“Easy money is often the most difficult path to true prosperity” Socrates

This week, a Rio de Janeiro-based lawyer was fatally shot in front of his office. Police are investigating whether the motive for his assassination is linked to his role in dismantling a cryptocurrency pyramid scheme. This barbaric crime prompts reflection on how pyramid schemes persistently resurface in new guises, now augmented by the sophisticated capabilities of technology, the internet, and its applications. It is a fascinating phenomenon, exploiting inherent human vulnerabilities.

Cases such as Boi Gordo (Brazil 1990), MMM (Russia, 1990), Banco Santos (Brazil 2004), Avestruz Master (Brazil 2005), Bernard Madoff (2008), Telexfree (Brazil 2013), Atlas Quantum (Brazil 2018), PlusToken (China, 2019), and the most egregious among them, Albania in 1997, which led to the overthrow of the government and thousands of fatalities, continue to emerge globally. Cryptocurrencies are now being leveraged for this purpose.

How is it possible for a system, whose mathematical limitations are readily demonstrable and whose practical failures are widely known, to persist in the era of instant communication?

Attempts to explain this phenomenon often cite the illusion of easy gains, social pressure from “friends” and family, lack of financial literacy, and the desire for rapid wealth accumulation. Psychologists and economists attribute this collective ignorance to an intrinsic human factor within capitalist society, drawing parallels with other consumption-related issues such as drug addiction, gambling, and eating disorders, where the dysfunction originates from poor socialization and insufficient information. The media is also implicated as a factor stimulating fraud, as it can inadvertently induce consumers into detrimental habits.

Without wishing to negate the aforementioned reasons, I consider the primary culprit to be the pervasive distrust in the traditional financial system and the perpetually convoluted and tedious comprehension of financial operations. Attempt to explain to an ordinary citizen what constitutes a derivative, variable income, fixed income (which is not fixed), funds, CDI, CRI, CRA, and how, despite being unaware of Lojas Americanas' existence, the money they deposited in the bank ended up in a multi-market fund that invested in this company without their knowledge, resulting in the loss of their investment. This individual, who likely had no prior knowledge of the company, was disadvantaged by the market's “geniuses”.

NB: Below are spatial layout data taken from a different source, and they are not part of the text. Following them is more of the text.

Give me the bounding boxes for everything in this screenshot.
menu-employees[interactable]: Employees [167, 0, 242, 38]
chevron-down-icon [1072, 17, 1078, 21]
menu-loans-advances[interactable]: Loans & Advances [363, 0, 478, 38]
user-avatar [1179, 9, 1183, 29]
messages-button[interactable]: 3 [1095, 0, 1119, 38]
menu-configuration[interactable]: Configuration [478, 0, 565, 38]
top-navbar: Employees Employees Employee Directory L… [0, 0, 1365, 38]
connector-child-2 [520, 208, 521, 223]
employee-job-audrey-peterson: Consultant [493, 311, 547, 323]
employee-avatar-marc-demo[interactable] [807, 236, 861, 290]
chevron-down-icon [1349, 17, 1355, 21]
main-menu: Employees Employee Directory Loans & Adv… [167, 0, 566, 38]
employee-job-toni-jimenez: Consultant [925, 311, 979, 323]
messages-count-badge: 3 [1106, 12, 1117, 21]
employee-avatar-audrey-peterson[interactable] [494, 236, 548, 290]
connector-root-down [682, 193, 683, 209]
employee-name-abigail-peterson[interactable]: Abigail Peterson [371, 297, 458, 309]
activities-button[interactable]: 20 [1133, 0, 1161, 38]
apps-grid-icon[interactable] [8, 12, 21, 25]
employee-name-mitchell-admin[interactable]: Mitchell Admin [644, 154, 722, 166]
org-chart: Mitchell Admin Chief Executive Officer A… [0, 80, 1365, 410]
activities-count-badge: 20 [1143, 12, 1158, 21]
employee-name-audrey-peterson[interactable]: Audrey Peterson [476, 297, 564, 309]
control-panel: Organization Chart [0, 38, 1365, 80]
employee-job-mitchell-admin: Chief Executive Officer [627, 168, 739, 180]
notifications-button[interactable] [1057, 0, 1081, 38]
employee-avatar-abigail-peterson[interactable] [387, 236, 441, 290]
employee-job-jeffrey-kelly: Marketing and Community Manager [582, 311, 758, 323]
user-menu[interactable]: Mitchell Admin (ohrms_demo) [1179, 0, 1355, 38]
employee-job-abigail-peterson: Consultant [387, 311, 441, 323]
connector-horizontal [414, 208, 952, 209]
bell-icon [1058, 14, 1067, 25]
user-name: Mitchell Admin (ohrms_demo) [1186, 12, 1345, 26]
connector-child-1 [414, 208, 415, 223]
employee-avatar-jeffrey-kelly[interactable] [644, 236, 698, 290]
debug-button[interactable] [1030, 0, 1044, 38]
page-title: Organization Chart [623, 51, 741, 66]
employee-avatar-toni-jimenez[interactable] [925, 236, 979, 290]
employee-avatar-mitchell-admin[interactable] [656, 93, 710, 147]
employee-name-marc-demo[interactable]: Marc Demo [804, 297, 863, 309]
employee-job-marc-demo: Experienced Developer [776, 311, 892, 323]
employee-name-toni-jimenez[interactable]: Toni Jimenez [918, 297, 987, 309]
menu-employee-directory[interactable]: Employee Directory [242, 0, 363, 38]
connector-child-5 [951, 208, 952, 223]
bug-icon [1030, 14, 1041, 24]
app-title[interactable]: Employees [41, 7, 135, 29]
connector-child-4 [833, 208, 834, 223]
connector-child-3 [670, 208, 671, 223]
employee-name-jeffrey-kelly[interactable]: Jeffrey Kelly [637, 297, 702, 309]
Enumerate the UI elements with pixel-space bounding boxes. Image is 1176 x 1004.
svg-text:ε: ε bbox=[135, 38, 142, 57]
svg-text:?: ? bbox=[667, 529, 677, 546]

This sophistication of traditional financial applications sustains a myriad of professions orbiting private capital, yet they often fail to articulate in common language how funds are being deployed and how investors can benefit from these investments.

In this knowledge vacuum, investors often fall prey to fraudsters, typically charismatic and articulate, who exploit individual and collective self-deception mechanisms to blind their victims to the inconsistencies of miraculous investment schemes.

It works because pyramid schemes cyclically resurface like Egyptian plagues, devouring all external investments.

Market regulatory bodies endeavor to impede the formation of new pyramid schemes, but practical results remain inconsistent.

The solution involves banks attracting investors to simpler, easily comprehensible operations and re-establishing personal contact with their clients. When funds are securely invested in reputable financial institutions, it eliminates opportunities for fraudsters, compelling these pyramid scheme architects to finally seek legitimate employment.

Each day, the world becomes more technologically advanced, and genuine human relationships grow more distant, rendering us more solitary and emotionally disconnected, despite the apparent digital connectivity. This autonomous force of technology shapes society and increasingly alienates us from one another.

Thus, in an era where bank branch managers are relics of the past and client interaction occurs solely through electronic means, fertile ground is sown for these "pharaohs" to operate pyramid schemes. These purveyors of illusion maintain a physical presence, engaging in extensive personal conversations with their victims until funds are invested. Pyramid schemes do not utilize telemarketing, electronic messages, or toll-free numbers. Greater human interaction in the financial market would help deter fraudsters.